11/03/2012
The Politics of Crowds
If the characteristic method of collective action for Libertarians is the free market, then I submit that the characteristic method of collective action for left-anarchists is the crowd.
By "crowd," I do not mean "mob"; I mean more in the sense of "crowdfunding," "crowdsourcing," and the like. In a mob, individuals lose their individuality, submerging themselves in an unstoppable group tidal wave that breaks the bounds of civilized behavior without any sense of responsibility. In a crowd, on the other hand—at least in the sense that I mean—actors retain their individuality, and indeed can act to further it in ways that otherwise they could not have. The crowd allows you to participate in collective endeavors that would be beyond individuals. (Burning Man, for example, is not known for its oppressive uniformity!)
Let me explain. In a free market, the actions of individuals are coordinated with each other through the pricing mechanism, so that as each individual seeks his own interest, a larger social balance is achieved in an undirected, emergent process. (For details, read practically anything by Hayek.) In the pure form, free markets do not have collective action per se, in the sense of groups of people united around a particular goal—unless you consider "making money" to be that goal, and even then individuals compete with each other to achieve that goal. While there is some cooperation in the free market, usually around shared resources and institutions, the primary focus is on the individual's interests, which "automatically" generates social optima in a meta-interaction with the surrounding economy.
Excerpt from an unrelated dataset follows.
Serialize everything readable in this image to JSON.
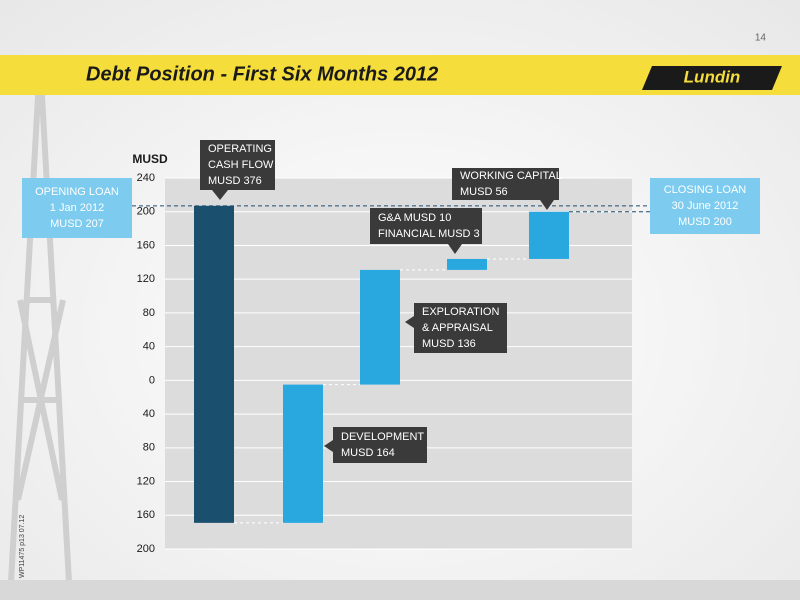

In a crowd, on the other hand, people do engage in united behavior around a shared goal—but of a special kind. Take crowdfunding, where someone publicizes a project that he wants to carry out, and others choose to contribute or not to contribute, as their own desires and identities impel. The point is not to submerge your own identity in a collective, as the Progressive corporatists tend to do. Rather, by contributing to a project you like, you are expressing your own individuality by what you choose to affiliate with. Importantly, you can choose to contribute to any number of projects if you like them, even if they might seem to be expressing different values, reflecting the multifarious nature of our identities.
The crowd is not coerced. It is free behavior, but it is also group behavior—where free individuals come together to do something as a community. And it is that aspect of community that distinguishes crowd behavior from markets.
Now, to say that crowd behavior is characteristic of the anarchist left is not to say that Libertarians, or anyone else for that matter, do not use crowdfunding from time to time. And likewise, left-anarchists do not eschew the market entirely. But they are skeptical of it at best, and it seems that they take to crowd activity much more readily than do anarcho-libertarians or the Right in general. Take Open Source Software development, an example of crowd activity in that people can contribute code to projects they like in an uncompelled manner. (Indeed, most successful crowds are structured like the "Bazaar" model of famed OSSer Eric S. Raymond.) Engineers in general tend to lean to the Right, but it appears from casual observation that the OSS subculture has a stronger left-anarchist contingent than its anarcho-libertarian one.
Or, consider that in the last week, TechCrunch went live with its new crowdsourced sight for citizen involvement in legislation, Project Madison. Despite Madison's origins in the office of the impressive Republican congressman Darrell Issa, of the websites linked in my sidebar only the relatively left-anarchist sites BoingBoing and Slashdot reported on Project Madison going live. The conservative blogs I read did not cover the story, that I noticed. (This seems to be a strategic mistake, as the tool seems a fantastic way for small-government conservatives to get more input into active lawmaking.)
I last wrote on this blog of the need to develop a left-anarchist analogue to the Tea Party, which would contest the Democratic Party and challenge the Progressive corporatists for control, much as the Tea Party is wresting control of the Republican Party from the big-government faction. Such a left-anarchist movement (and what would it be called?) needs a platform for how it would govern differently from the Progressives. I believe that the concept of crowd action is a fruitful place to start.
Suppose, for example, that a portion of tax revenues (say 10%) were allocated not by Congress, but by the choices of individuals. Suppose that Amy Taxpayer can allocate $2000 in tax revenue between any government projects she feels like. In such a system, government departments that don't get their desired funding from Congress would be compelled to appeal directly to the people, and justify their value. If they are convincing, they may get fully funded or even overfunded, for example if Amy and her friends all decide to allocate their taxes to the Department of Education. At the same time, this would be a great way for disconnected citizens to become more engaged and knowledgable in the business of government, as they can feel more control over their own political efficacy.
The funding choices that people might make could be a useful corrective to the dysfunctions of Congress, as well as being a valuable source of information on voter preferences. In short, it would appeal to the left-anarchist values of involvement, freedom of choice, and community action in a way that might actually make government run better.
Nothing stops libertarians from seizing on this idea themselves, of course, and I wish they would. I don't think they will, however, and that is why we need a left-anarchist voter bloc to correspond to them.